Wayne Scott’s (March 22) arrogance shines when he states,
It is impossible to randomly distribute students to all teachers
within a high school schedule. Period – end of debate.
Wayne Scott’s (March 22) arrogance shines when he states, “It is impossible to randomly distribute students to all teachers within a high school schedule. Period – end of debate.” I originally described a system in a private high school, stating, for example, that students are taking Algebra One were divided at random into two classes.
I said this was used in the science group (which includes math), not for “all teachers within a high school.” Misleading the debate in this manner is Mr. Scott’s tactic, so that his opponent has to waste limited space fending off false accusations – I counted four lies in his previous letter.
His colleague, Michelle Nelson, even brought Hitler into a debate about Social Security! At least these are more creative than Dale “More Money” Morejon’s tired, typical Democrat reaction, which is to throw money at everything.
Mr. Scott, if the following procedure is not random, please explain why: Each student’s name gets a random number (a computer-generated number uniformly distributed between 0 and 1) assigned to it. The list is then sorted by the random numbers, the first half of the list going to one class and the second to another. (The definition of random is, each element has an equal chance of being selected.)

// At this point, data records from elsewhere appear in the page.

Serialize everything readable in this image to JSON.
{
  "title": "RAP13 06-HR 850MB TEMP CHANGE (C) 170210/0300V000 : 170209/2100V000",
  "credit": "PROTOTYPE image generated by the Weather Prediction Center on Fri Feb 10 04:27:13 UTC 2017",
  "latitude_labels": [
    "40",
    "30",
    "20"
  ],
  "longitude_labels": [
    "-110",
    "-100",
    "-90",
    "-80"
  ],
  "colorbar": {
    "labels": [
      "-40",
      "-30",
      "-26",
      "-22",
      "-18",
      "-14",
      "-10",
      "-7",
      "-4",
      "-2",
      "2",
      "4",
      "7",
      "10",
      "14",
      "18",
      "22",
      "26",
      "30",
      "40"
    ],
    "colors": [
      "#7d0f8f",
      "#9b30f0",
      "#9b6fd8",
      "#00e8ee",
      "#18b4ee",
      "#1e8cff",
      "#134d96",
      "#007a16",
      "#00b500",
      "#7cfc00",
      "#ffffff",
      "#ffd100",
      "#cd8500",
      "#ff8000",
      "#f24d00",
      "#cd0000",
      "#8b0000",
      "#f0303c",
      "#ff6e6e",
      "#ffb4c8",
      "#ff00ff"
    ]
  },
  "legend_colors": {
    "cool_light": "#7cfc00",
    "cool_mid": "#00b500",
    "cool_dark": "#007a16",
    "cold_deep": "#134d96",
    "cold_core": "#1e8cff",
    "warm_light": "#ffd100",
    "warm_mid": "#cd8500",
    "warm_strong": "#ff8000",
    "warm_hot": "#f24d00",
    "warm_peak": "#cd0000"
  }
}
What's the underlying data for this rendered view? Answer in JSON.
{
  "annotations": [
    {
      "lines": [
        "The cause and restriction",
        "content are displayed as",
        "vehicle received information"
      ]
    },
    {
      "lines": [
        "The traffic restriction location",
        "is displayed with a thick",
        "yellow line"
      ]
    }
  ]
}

Additionally, please tell us why measuring progress – as opposed to simply the test scores – cannot be done. I do not dispute that ANOVA – or any statistics – require a random sample.
Not randomizing within a year is one thing, but why is it not so between years? Are you going to claim that if one teacher is, year after year, making less progress than another, this cannot be quantified? The only way for that to happen is if some were being set up for failure, which would probably be the replacement for Principal Bob Bravo’s current “not a good fit” excuse.
Alan Viarengo, Gilroy